I just started learning to play tenor saxophone which is tuned in Bb key. All the tutorials begin wit learning the C major scale, but this is actually the Bb major on a tenor sax. I sort of understand the reasons why there are transposing instruments (answered in this question), but I'm still confused about under what names should I memorize the tones and scales I'm practicing:

  1. Should I learn the tone names relatively to the instrument tuning, e.g. when I play Bb on a tenor sax or trumpet, should I call it C?
  2. Should I learn the absolute tone names e.g. when I play Bb on a tenor sax or trumpet, should I call it Bb?
  3. Should I learn both?

The first approach seems to be the way playing on a transposing instrument is being taught. It will apparently make reading sheet music and switching between differently tuned instruments easier, but on the other hand it seems to bring a mess into communication with players of other instruments, which wouldn't be an issue wit the second approach.

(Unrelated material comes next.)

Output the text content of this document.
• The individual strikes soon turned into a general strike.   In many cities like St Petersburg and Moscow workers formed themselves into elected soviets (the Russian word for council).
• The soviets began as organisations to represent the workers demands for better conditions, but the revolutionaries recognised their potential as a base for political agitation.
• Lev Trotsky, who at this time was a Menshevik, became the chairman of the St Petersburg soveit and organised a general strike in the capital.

I have encountered this issue many years ago when I was accompanying my cousin who played on a trumpet with a piano. I told him to play C and he played Bb. When I told him that it is not a C, he could not believe it. He was already playing trumpet for maybe two years at that time and his tutor was one of the greatest jazz trumpet players ins Slovakia.

4 Answers 4


Most players think and speak in the written key, in my experience. However, they DO need to be aware that when discussing with other musos, that most others will probably be in 'concert'. Imagine an alto sax player communicating with a tenor and a pianist... So, Yes to 1, 2 and 3!

As an aside, it would be interesting and useful for you to attempt to read a tone out, when you've played a bit. When I was learning the trumpet (same Bb problem), I soon found that when playing with others, if my dots weren't transposed, as in reading 'ordinary' sheet music, either I or the others would have to re-read to play in tune. So I read things a tone higher than written to be in tune. Think trombone players can often do this as trombone parts are written in different ways.


All your learning material, and all the band/orchestra parts you are given to play will be transposed - i.e. written C for Tenor Sax will sound concert pitch Bb. So learn this way.

If you also intend to play in jazz, rock, blues etc. bands where you may be thrown a 'top line and chords' in concert pitch, you will quickly become adept at 'up one' transposition!

I know a few 'trad jazz' players who are accustomed to reading the melody transposed, but with concert pitch chord symbols. The human mind never fails to astound me :-)


If you continue to progress, you'll soon run into parts written in other transpositions, and thus will learn to "re-think" the meaning of tone names. It's not that different from learning to read "concert pitch" in bass, tenor, alto, and treble clefs. So I agree that the answer is "all of the above,... and then some" :-).

Typically a discussion of notes in a symphony (or wind band) setting is handled by specifying "Concert- [note name]" vs "Written."

  • In my opinion a language can do better than English using concert-, given that concert-pitch also refers to the tuning reference of 440 Hz. In German the difference would translate to written vs. sounding [note-name].
    – guidot
    Commented Feb 3, 2017 at 11:22
  • @guidot "concert pitch" is different from "concert - [note-letter]," tho' I can understand the desire for more clarity. I've never observed a case where there was any confusion as to what a player or conductor meant during a rehearsal. Commented Feb 3, 2017 at 12:25

I know someone who learned the tenor saxophone in concert pitch. He could easily play music written at concert pitch, but was unable to play anything written specifically for the saxophone.

The reverse is far more common – able to read saxophone parts but having difficulty with music written at concert pitch. But this has the huge advantages that a) you will be able to access saxophone tutorial books from the very beginning, and b) that when you play in more formal settings you will be able to play the music handed to you, which will almost always be Bb parts transposed for your instrument.

I would also recommend that you try to become proficient in transposing at sight so that you can play music written at concert pitch. But learn the basics first.